6 Ruin Bars In Budapest

What’s something unique about contemporary Budapest? The answer, without a doubt, is ruin bars. These unusual drinking joints situated inside the neglected pre-war buildings of the old Jewish Quarter have taken Budapest by storm. Know before you go that ruin bars have become so popular that mainly tourists visit them these days. If you're looking for more locals, try these bars.

If you've spent at least five minutes researching Budapest, you must have come across Szimpla Kert, Budapest's iconic ruin bar. Likely you're also familiar with the ruin bar (romkocsma) concept: makeshift bars inside dilapidated pre-war buildings, many in the Jewish Quarter, furnished with clearance sales furniture and exuding an idiosyncratic atmosphere.

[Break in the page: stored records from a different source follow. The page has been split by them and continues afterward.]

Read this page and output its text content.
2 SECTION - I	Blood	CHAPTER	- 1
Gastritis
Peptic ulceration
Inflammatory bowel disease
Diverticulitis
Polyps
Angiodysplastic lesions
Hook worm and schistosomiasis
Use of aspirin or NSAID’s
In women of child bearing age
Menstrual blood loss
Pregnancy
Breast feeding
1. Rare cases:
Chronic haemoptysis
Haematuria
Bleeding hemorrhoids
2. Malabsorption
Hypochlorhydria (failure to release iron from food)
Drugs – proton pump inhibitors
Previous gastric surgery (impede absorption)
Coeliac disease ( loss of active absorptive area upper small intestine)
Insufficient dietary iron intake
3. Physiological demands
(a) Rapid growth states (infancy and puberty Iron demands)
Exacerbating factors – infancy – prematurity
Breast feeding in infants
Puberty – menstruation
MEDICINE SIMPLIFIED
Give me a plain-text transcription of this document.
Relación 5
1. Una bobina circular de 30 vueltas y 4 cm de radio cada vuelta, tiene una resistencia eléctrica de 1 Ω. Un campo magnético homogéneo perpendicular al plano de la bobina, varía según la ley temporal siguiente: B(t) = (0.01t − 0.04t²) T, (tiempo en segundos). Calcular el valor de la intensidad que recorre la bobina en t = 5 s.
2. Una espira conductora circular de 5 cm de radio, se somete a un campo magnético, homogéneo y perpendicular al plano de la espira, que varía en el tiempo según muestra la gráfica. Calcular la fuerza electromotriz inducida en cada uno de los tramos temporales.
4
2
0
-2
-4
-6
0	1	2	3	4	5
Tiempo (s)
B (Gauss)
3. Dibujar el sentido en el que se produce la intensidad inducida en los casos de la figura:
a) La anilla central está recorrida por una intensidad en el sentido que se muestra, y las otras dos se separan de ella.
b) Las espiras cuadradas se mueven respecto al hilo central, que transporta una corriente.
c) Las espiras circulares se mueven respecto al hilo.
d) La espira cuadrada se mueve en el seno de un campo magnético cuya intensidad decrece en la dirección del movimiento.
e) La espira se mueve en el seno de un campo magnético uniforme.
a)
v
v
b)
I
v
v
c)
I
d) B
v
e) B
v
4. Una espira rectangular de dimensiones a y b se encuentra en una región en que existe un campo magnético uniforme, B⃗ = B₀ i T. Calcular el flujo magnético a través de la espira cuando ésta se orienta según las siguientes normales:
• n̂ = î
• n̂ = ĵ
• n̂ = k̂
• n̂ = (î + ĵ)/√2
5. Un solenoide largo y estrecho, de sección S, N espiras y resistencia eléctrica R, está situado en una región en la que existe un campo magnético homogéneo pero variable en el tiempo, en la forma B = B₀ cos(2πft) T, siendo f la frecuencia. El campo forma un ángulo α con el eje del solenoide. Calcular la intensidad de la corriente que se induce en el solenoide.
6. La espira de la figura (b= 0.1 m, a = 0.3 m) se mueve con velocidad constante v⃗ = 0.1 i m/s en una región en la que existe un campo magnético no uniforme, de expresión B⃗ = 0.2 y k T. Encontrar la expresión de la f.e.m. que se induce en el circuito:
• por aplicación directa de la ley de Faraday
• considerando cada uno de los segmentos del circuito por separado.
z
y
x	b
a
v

Szimpla Kert, which pioneered the genre, is no longer the offbeat bar it was when it opened in 2004 you'll likely have to navigate through camera-wielding tourists to approach the bar – but it's still worth a visit for the experience (prices have remained relatively reasonable). If daytime activities are more your speed, come for the Sunday morning farmers' market, taking place between 9 a.m. and 3 p.m. There's a still-functional mikveh, Jewish ritual bath, right next to Szimpla (#16). It's run by the local Orthodox community and serves as a reminder of the neighborhood's Jewish past.

Instant & Fogas Ház isn't so much a ruin bar as a massive entertainment complex inside a skeletal 1861 building in Budapest's old Jewish Quarter. Featuring more than a dozen bar counters and several dance floors, you can party away until the wee hours (other ruin bars offer little space for moving your feet). Drinks are pricey and customers consist almost entirely of tourists, with lots of fun-loving bachelor party crews from England.

Head to Mazel Tov if you like the ruin bar concept in theory but prefer things more upscale. This Middle Eastern restaurant inside Budapest's buzzing Jewish Quarter does have a disintegrating facade like other ruin bars, but the inside is a different story: Cheap drinks have been upgraded to cocktails, ham & cheese sandwiches to mezze plates, self-service to hostesses, and weathered furnishings to modern fittings with lush greenery.

The dishes arrive without delay to ensure that tables turn over quickly in this popular restaurant. The shawarma plate and the merguez, a North African sausage made from beef here and paired with beets, tahini, and matbucha, are reliable. You can safely skip the undersized and under-seasoned beef kebab. Cocktails and plenty of Hungarian wines are available. Reservations are a must as the place gets mobbed by people every day of the week.

Csendes is a ruin bar in downtown Budapest tucked away on a quiet backstreet. Unlike some other ruin bars with party vibes, Csendes is a mellower, sit-down venue best for conversations. This high-ceilinged space used to be a grand coffeehouse during the glory days of Austria-Hungary (1867-1918), which makes the current decor featuring a mishmash of furniture including creepy dolls hanging upside down from the walls all the more bizarre. Try to book ahead a table by the floor-to-ceiling windows.

UdvarRom is a low-priced ruin bar in Budapest's old Jewish Quarter. Like other ruin bars, it's inside a weathered pre-war building, but the place is less creatively furnished and features items you'd normally not find in a ruin bar, for example flat screen TVs and punching machines.

Instead of the decor, the price points are the main draw here: wallet-friendly vodka shots and draft beers, hence the crowd of college students, both foreign and Hungarian. Note that the inside, once the courtyard of the building, is designated as an outdoor area so smoking is allowed and fully taken advantage of. There's a burger shop on the ground floor in case you want to keep your blood alcohol level in check.

Fifteen years ago, many bars in Budapest's District 7 (Jewish Quarter) looked and felt like Manyi does today: a run-down pre-war building transformed into a labyrinthine drinking joint and cultural space. Filled with a free-spirited local crowd, I’d call Manyi a ruin bar had that concept not been subverted and rendered meaningless by the stag party crowd that has monopolized Budapest's Jewish Quarter in recent years. Manyi, which is on the Buda side, is one of the more popular places currently among local twentysomething alternatives; all I ask is that you don’t ruin it (pun intended).